Dass Dieter Bierbaum ausgerechnet vor einem Spiel gegen den Rekordmeister im Januar 2005 seinen Rücktritt bekanntgab, grenzt an Tragikomik. Doch er brach darüber nicht mit Fortuna, denn „seine Liebe“ aufzugeben, daran hatte er nie gedacht. Zu „rot-weiß“ war sein Leben, in dem er über die Jahrzehnte zeitweise auch Vorstandsverantwortung übernommen hatte, im Beirat und bis zuletzt im Ehrenrat tätig war – mit gewichtiger Stimme, scharfsinnigen Einschätzungen und klugen Ratschlägen. Der Träger der Diamantenen Ehrennadel war eine Institution der Fortuna und auch fast 20 Jahre nach seinem letzten Einsatz als Sprecher überaus beliebt bei Alt und Jung.
 
Doch bei aller Popularität, die er bei Fortuna genoss, wusste Dieter Bierbaum sein Privatleben für sich zu bewahren. Wie er sich auch Intrigen, Tratsch und Klatsch verweigerte, denn extrovertiert war Dieter Bierbaum nur scheinbar. Vielmehr war er viel zu sensibel, als dass er sich an vorsätzlichen Verletzungen hätte beteiligen wollen. Und eine weitere Facette, um die er nie großes Aufheben gemacht sehen wollte, ließ auf seine tiefgründige Empathie schließen: Nachdem Fortunas Nationalspieler Erich Juskowiak 1983 im Alter von nur 56 Jahren plötzlich verstorben war, übernahm Dieter Bierbaum über lange Jahre die Pflege des Grabes seines früheren Idols auf dem Waldfriedhof in Ratingen-Lintorf.
 
Nach seiner Sprecherzeit war Dieter Bierbaum, wann immer möglich, bei den Spielen der Fortuna dabei. Und dabei freute er sich, dass der Verein endlich in ruhigeren Fahrwassern angelangt war.

Mit den Jahren wurde er dabei noch reflektierter, allerdings auch nachdenklicher. Denn nicht nur der Fußball, sondern auch die Fortuna hatten sich in seinen Augen verändert.

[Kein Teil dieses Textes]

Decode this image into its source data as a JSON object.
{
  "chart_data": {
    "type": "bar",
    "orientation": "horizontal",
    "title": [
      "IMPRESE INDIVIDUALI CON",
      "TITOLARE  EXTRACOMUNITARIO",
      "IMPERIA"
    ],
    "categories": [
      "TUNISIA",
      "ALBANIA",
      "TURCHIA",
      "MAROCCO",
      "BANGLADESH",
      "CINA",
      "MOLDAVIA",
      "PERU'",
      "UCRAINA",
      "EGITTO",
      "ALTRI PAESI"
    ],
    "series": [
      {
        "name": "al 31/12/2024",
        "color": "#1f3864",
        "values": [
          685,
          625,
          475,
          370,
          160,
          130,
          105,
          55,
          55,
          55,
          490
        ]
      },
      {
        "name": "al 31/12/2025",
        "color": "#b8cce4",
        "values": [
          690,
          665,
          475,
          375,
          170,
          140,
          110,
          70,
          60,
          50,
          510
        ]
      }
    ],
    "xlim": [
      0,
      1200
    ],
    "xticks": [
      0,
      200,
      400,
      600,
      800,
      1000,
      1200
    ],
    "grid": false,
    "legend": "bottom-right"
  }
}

Der Verein, den er seit den 1950ern begleitet und bei dem er nahezu alle Spieler und jeden Verantwortlichen kennengelernt hatte: „Es gab so großartige Charaktere, aber leider auch Hasardeure und Blender.“ Er spürte diesen Wandel der Zeit „mit all seinen Vor- und Nachteilen.“ Sein Fazit: „Fußball ist nichts mehr für Romantiker. Fußball ist heutzutage Business.“ Ob er dies guthieß oder kritisierte, ließ Bierbaum dabei offen.
 
Als Dieter Bierbaum im November seinen 80. Geburtstag nachgefeiert hatte, waren viele Freunde und Wegbegleiter gekommen, um ihn hochleben zu lassen. Sichtlich gerührt war er, dass ihn an diesem Abend sein Heimatverein VfR Osterode aus dem Harz zum Ehrenmitglied ernannte. Dieter Bierbaum schien bester Dinge und sprach über viele Pläne, die er sich noch vorgenommen hatte. Keinen Monat später musste er sich jedoch ins Krankenhaus begeben, das er letztlich nie wieder verlassen sollte.
 
Fortuna nimmt in großer Trauer Abschied von Dieter Bierbaum.
Tief empfundenes Mitgefühl gilt seiner Frau Sabine und seinen Freunden.
Fortuna wird Dieter Bierbaum allzeit ein ehrendes Andenken bewahren.
In Erinnerung bleiben wird er als besondere Persönlichkeit, nicht nur wegen seiner Ansagen, die für immer unvergessen bleiben.